For books or articles:
- dc:creator
For people and organisations:
- foaf:Person (DOAP and many aggregators use it)
- foaf:Organisation
For ontologies:
- website-URL VS ontology download/ns-URL
For publications/bibtex:
- We use the vocabulary and service from bibsonomy.org, IvanHerman and LeoSauermann agreed on that. PasqualePopolizio also agrees.
Example for books:
http://www.bibsonomy.org/swrc/tag/sweo%2Bbooks?items=300
with the real page at:
http://www.bibsonomy.org/tag/sweo%2Bbooks
About the SWEO Data Vocabulary
Used to create lists of resources that are interesting for Semantic Web people.
What we need to capture:
- all elements listed in the ../ClassificationOntology (article, blog, meeting, book, tutorial, etc...)
- lists of such elements
- a rating of elements (1-10, stars, favorites, etc)
suggestion is reusing a mixture of existing, popular vocabularies and a new ontology for classification
- SKOS: for our concept map of terms we use for classification (book, article, etc) and for suggested keywords/tags (to be compatible with del.icio.us)
- RDFS: comment
- RSS 1.0: date, title, uri, text
- Dublin Core (obvious)
- DOAP: for projects
- rev: Reviews
- DC Types: Specifying doap:Version types (e.g. dctype:Collection, dctype:Dataset, dctype:InteractiveResource, dctype:Service)

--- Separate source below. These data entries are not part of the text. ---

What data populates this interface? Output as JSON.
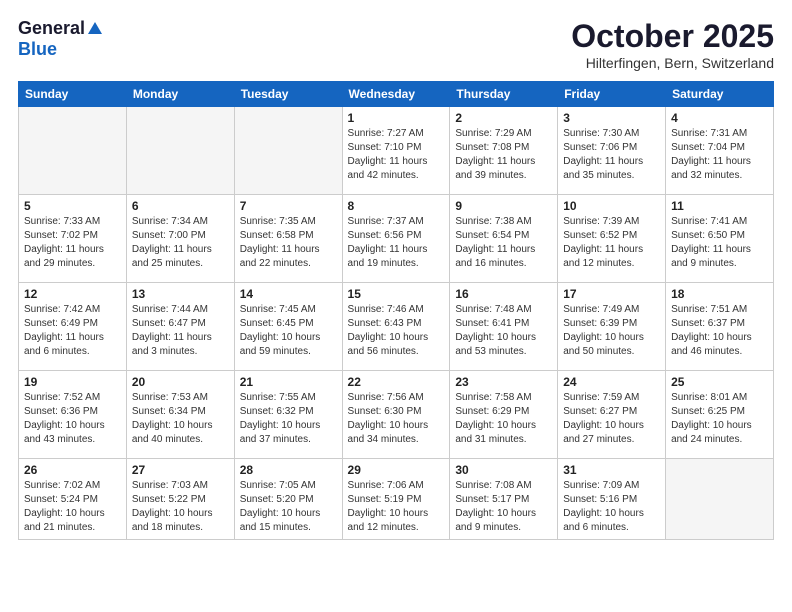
{
  "logo": {
    "general": "General",
    "blue": "Blue"
  },
  "title": "October 2025",
  "location": "Hilterfingen, Bern, Switzerland",
  "days_of_week": [
    "Sunday",
    "Monday",
    "Tuesday",
    "Wednesday",
    "Thursday",
    "Friday",
    "Saturday"
  ],
  "weeks": [
    [
      {
        "day": "",
        "info": ""
      },
      {
        "day": "",
        "info": ""
      },
      {
        "day": "",
        "info": ""
      },
      {
        "day": "1",
        "info": "Sunrise: 7:27 AM\nSunset: 7:10 PM\nDaylight: 11 hours\nand 42 minutes."
      },
      {
        "day": "2",
        "info": "Sunrise: 7:29 AM\nSunset: 7:08 PM\nDaylight: 11 hours\nand 39 minutes."
      },
      {
        "day": "3",
        "info": "Sunrise: 7:30 AM\nSunset: 7:06 PM\nDaylight: 11 hours\nand 35 minutes."
      },
      {
        "day": "4",
        "info": "Sunrise: 7:31 AM\nSunset: 7:04 PM\nDaylight: 11 hours\nand 32 minutes."
      }
    ],
    [
      {
        "day": "5",
        "info": "Sunrise: 7:33 AM\nSunset: 7:02 PM\nDaylight: 11 hours\nand 29 minutes."
      },
      {
        "day": "6",
        "info": "Sunrise: 7:34 AM\nSunset: 7:00 PM\nDaylight: 11 hours\nand 25 minutes."
      },
      {
        "day": "7",
        "info": "Sunrise: 7:35 AM\nSunset: 6:58 PM\nDaylight: 11 hours\nand 22 minutes."
      },
      {
        "day": "8",
        "info": "Sunrise: 7:37 AM\nSunset: 6:56 PM\nDaylight: 11 hours\nand 19 minutes."
      },
      {
        "day": "9",
        "info": "Sunrise: 7:38 AM\nSunset: 6:54 PM\nDaylight: 11 hours\nand 16 minutes."
      },
      {
        "day": "10",
        "info": "Sunrise: 7:39 AM\nSunset: 6:52 PM\nDaylight: 11 hours\nand 12 minutes."
      },
      {
        "day": "11",
        "info": "Sunrise: 7:41 AM\nSunset: 6:50 PM\nDaylight: 11 hours\nand 9 minutes."
      }
    ],
    [
      {
        "day": "12",
        "info": "Sunrise: 7:42 AM\nSunset: 6:49 PM\nDaylight: 11 hours\nand 6 minutes."
      },
      {
        "day": "13",
        "info": "Sunrise: 7:44 AM\nSunset: 6:47 PM\nDaylight: 11 hours\nand 3 minutes."
      },
      {
        "day": "14",
        "info": "Sunrise: 7:45 AM\nSunset: 6:45 PM\nDaylight: 10 hours\nand 59 minutes."
      },
      {
        "day": "15",
        "info": "Sunrise: 7:46 AM\nSunset: 6:43 PM\nDaylight: 10 hours\nand 56 minutes."
      },
      {
        "day": "16",
        "info": "Sunrise: 7:48 AM\nSunset: 6:41 PM\nDaylight: 10 hours\nand 53 minutes."
      },
      {
        "day": "17",
        "info": "Sunrise: 7:49 AM\nSunset: 6:39 PM\nDaylight: 10 hours\nand 50 minutes."
      },
      {
        "day": "18",
        "info": "Sunrise: 7:51 AM\nSunset: 6:37 PM\nDaylight: 10 hours\nand 46 minutes."
      }
    ],
    [
      {
        "day": "19",
        "info": "Sunrise: 7:52 AM\nSunset: 6:36 PM\nDaylight: 10 hours\nand 43 minutes."
      },
      {
        "day": "20",
        "info": "Sunrise: 7:53 AM\nSunset: 6:34 PM\nDaylight: 10 hours\nand 40 minutes."
      },
      {
        "day": "21",
        "info": "Sunrise: 7:55 AM\nSunset: 6:32 PM\nDaylight: 10 hours\nand 37 minutes."
      },
      {
        "day": "22",
        "info": "Sunrise: 7:56 AM\nSunset: 6:30 PM\nDaylight: 10 hours\nand 34 minutes."
      },
      {
        "day": "23",
        "info": "Sunrise: 7:58 AM\nSunset: 6:29 PM\nDaylight: 10 hours\nand 31 minutes."
      },
      {
        "day": "24",
        "info": "Sunrise: 7:59 AM\nSunset: 6:27 PM\nDaylight: 10 hours\nand 27 minutes."
      },
      {
        "day": "25",
        "info": "Sunrise: 8:01 AM\nSunset: 6:25 PM\nDaylight: 10 hours\nand 24 minutes."
      }
    ],
    [
      {
        "day": "26",
        "info": "Sunrise: 7:02 AM\nSunset: 5:24 PM\nDaylight: 10 hours\nand 21 minutes."
      },
      {
        "day": "27",
        "info": "Sunrise: 7:03 AM\nSunset: 5:22 PM\nDaylight: 10 hours\nand 18 minutes."
      },
      {
        "day": "28",
        "info": "Sunrise: 7:05 AM\nSunset: 5:20 PM\nDaylight: 10 hours\nand 15 minutes."
      },
      {
        "day": "29",
        "info": "Sunrise: 7:06 AM\nSunset: 5:19 PM\nDaylight: 10 hours\nand 12 minutes."
      },
      {
        "day": "30",
        "info": "Sunrise: 7:08 AM\nSunset: 5:17 PM\nDaylight: 10 hours\nand 9 minutes."
      },
      {
        "day": "31",
        "info": "Sunrise: 7:09 AM\nSunset: 5:16 PM\nDaylight: 10 hours\nand 6 minutes."
      },
      {
        "day": "",
        "info": ""
      }
    ]
  ]
}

Most important decision taken: To be generic and reusable, all items are described using RSS 1.0 and additional vocabularies. All items have an rdf:type of rss:item and properties rss:title and rss:link. Additionally, for people they have the type foaf:Person, for project doap:Project (etc). For types and tags that are not "obvious", they are annotated with SKOS using the item as subject and a skos:subject triple having a concept as object. A taxonomy of concepts of interest, this taxonomy is called ../ClassificationOntology, expressed using SKOS and managed by SWEO and others.
Alternatively to SKOS, we could have also used rdf:type and rdfs:Class to classify things, Ivan, Benjamin and Leo voted in favor of SKOS and common types.
Feedback:
LeoSauermann: I think that using skos allows us to have something like a "tagging" feature on the website, where skos:prefLabel is the name of the tag and each tag is represented as skos:Concept. The relation between an rss:item and such a concept is then item-skos:subject-skos:Concept.
BenjaminNowack prefers proper types (where available) instead of an RSS-only approach, as the portal is probably going to describe non-document resources which may not really fit under the feed item umbrella. For the tagging stuff: SKOS. IvanHerman agrees with that.... LeoSauermann agrees.....PasqualePopolizio agrees.
This page is based on
To generate this vocabulary and howto, these sources have been consulted
- Dave Beckett's list uses a mixture of RSS/DC/SY
- Jeff Z Pan uses only a taxonomy, but no vocab for the data
- [1] books about semantic web
- [2] - has an ontology for schemas and a webservice
- developers guide giving many details about tools
If we want to add this, the list of W3C Team and WG members' presentations on SW is always available in RDF, too, either by this URI or by accessing and SPARQL-ing the data sources directly.